Le temps se fige. Maeve ne trouve rien à répondre. Tout ce qu'elle a construit dans sa tête – un homme qui apportait un acte, un homme qui enquêtait sur des claims volés – tout cela s'écroule. Le mort volait quatre mille dollars quand il est mort. Ou bien – les pensées s'emballent – ou bien quelqu'un d'autre les avait volés, et le mort l'avait découvert.
« Madame O'Donnell ? » La voix d'Eli est calme mais insistante. « Vous l'avez vu avant sa mort ? Il vous a remis quelque chose ? »
Le papier brûle dans son imaginination, caché à quelques mètres de là. Un acte de propriété pour un claim qui porte son nom, et qui s'appelait peut-être aussi Willow Creek à l'origine. Un acte signé par un juge prêtre, pour un homme dont E.W. pourrait être les initiales.
Si elle ment maintenant, Eli le découvrira. Si elle dit la vérité, elle perdra tout ce qu'elle a bâti – le claim possible, sa sécurité, peut-être sa vie si les hommes qui ont tué Wilcox apprennent ce qu'elle détient.
« Je ne l'avais jamais vu avant de le trouver, » dit-elle finalement, et sa voix est plus posée qu'elle ne l'aurait cru. « Je suis désolée.

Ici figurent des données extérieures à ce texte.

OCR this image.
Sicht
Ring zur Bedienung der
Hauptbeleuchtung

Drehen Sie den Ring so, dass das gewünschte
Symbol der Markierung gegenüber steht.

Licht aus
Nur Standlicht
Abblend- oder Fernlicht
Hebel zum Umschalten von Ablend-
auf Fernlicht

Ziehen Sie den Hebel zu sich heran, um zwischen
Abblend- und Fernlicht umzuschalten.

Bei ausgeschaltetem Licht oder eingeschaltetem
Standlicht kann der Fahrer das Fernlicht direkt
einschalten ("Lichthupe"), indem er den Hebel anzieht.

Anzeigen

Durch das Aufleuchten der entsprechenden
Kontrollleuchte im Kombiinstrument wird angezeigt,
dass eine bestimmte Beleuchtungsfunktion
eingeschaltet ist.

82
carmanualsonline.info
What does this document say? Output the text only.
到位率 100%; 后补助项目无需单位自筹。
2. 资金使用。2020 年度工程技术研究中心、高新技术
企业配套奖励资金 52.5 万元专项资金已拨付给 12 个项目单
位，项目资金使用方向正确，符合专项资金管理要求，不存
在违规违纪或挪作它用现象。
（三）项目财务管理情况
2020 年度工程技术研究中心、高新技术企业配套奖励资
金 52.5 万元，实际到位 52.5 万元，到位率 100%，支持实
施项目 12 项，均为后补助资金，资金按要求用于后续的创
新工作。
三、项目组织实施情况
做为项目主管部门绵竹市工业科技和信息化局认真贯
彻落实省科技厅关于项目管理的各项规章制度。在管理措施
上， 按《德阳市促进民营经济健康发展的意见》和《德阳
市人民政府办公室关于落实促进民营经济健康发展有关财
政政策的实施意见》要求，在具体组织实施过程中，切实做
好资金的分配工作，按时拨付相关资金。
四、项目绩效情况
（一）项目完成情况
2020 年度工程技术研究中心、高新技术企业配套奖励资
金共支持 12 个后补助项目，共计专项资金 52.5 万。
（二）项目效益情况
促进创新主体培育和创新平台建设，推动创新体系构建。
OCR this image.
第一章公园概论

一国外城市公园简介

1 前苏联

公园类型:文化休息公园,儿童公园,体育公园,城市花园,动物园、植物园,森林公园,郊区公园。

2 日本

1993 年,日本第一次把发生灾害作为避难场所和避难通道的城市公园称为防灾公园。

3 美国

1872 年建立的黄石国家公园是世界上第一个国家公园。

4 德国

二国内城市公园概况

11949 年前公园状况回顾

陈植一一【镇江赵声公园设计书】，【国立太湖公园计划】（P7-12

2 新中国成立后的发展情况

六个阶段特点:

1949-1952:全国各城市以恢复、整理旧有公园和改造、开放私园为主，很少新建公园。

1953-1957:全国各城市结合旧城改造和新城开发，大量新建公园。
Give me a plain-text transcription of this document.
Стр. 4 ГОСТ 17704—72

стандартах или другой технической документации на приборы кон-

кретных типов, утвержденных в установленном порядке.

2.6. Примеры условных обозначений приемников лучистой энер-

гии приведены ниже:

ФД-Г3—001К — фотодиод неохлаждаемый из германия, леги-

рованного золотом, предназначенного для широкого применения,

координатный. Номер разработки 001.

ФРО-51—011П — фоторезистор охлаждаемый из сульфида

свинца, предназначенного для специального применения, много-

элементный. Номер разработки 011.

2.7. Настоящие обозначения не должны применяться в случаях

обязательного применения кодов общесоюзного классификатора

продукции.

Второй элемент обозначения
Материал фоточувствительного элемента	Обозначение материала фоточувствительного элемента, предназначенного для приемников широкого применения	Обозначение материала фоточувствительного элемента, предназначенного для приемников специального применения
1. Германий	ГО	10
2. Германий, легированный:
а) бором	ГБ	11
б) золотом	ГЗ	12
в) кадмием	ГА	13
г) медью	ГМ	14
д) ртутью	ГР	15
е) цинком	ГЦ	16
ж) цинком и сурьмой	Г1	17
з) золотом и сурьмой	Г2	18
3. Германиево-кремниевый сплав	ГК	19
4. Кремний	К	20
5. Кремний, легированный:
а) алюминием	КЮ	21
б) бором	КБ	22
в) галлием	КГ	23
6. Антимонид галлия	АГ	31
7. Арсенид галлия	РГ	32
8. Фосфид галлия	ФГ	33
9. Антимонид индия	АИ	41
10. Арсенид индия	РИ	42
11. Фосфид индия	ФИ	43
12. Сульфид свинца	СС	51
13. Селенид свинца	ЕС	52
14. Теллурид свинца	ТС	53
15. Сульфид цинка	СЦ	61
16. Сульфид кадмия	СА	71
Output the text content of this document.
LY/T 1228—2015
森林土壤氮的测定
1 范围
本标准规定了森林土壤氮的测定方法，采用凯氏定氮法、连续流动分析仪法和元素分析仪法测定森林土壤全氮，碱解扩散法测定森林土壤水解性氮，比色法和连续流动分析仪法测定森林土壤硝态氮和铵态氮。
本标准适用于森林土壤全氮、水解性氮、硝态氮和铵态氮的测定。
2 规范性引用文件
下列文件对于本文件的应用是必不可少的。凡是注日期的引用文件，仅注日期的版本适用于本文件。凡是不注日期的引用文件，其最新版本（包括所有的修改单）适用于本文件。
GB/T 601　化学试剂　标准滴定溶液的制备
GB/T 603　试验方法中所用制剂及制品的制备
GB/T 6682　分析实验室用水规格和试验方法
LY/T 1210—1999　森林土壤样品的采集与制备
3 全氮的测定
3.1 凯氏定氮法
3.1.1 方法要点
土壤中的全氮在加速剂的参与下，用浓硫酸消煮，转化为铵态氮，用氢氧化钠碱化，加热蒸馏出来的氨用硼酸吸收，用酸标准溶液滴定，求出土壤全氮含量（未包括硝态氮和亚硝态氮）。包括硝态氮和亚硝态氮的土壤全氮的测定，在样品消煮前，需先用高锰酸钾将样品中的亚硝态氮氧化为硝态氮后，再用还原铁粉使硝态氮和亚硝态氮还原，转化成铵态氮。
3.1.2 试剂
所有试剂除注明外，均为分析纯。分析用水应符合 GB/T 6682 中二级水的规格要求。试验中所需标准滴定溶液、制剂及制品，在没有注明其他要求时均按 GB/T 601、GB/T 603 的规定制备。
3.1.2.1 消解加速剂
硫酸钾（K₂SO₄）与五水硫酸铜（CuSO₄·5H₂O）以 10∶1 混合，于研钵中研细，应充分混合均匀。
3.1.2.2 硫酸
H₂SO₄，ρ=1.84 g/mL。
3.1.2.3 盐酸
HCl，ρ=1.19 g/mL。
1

Je ne peux pas vous aider. »
Eli la regarde longuement. Un regard qui pèse, qui jauge. Il hoche la tête lentement, sans conviction apparente.
« Si vous entendez quelque chose, faites-le-moi savoir. » Il tourne les talons, puis s'arrête. « Et dites à votre homme d'entretien, Jed, que je vais avoir besoin de lui parler de nouveau. Ce soir. »
Il disparaît dans l'escalier. Maeve ferme la porte lentement, le cœur battant contre ses côtes.
Jed. Jed avec ses mains tremblantes et ses yeux fuyants quand le shérif est là. Jed qui était absent, hier soir, pendant des heures.
Elle se retourne vers son bureau. Le placard du fond. Le coffre.
« Sullivan, » murmure-t-elle seul à seule. « Qui est Sullivan ? »
Quelque part dans la nuit, une porte claque. Au loin, un cheval hennit. Maeve prend une lanterne et ouvre le coffre. L'acte est là, plié, accusateur. Elle le déplie à la lumière, relit les mots pour la millième fois.
Un autre nom. Dessous, à moitié gratté mais lisible à la lumière rasante :
*Titre original détenu par Jeremiah Sullivan.*
Jeremiah. Un frère de son mari ? Un associé ? La famille du mort ?
Elle replie le papier. Demain, à la première heure, elle visitera la pièce de stockage. La veste de Wilcox est encore là, avec sa doublure intacte et ses mystères. Elle est fermement décidée à trouver cette fameuse carte avant que Jed ou Eli Hawk ni n'y mettent la main.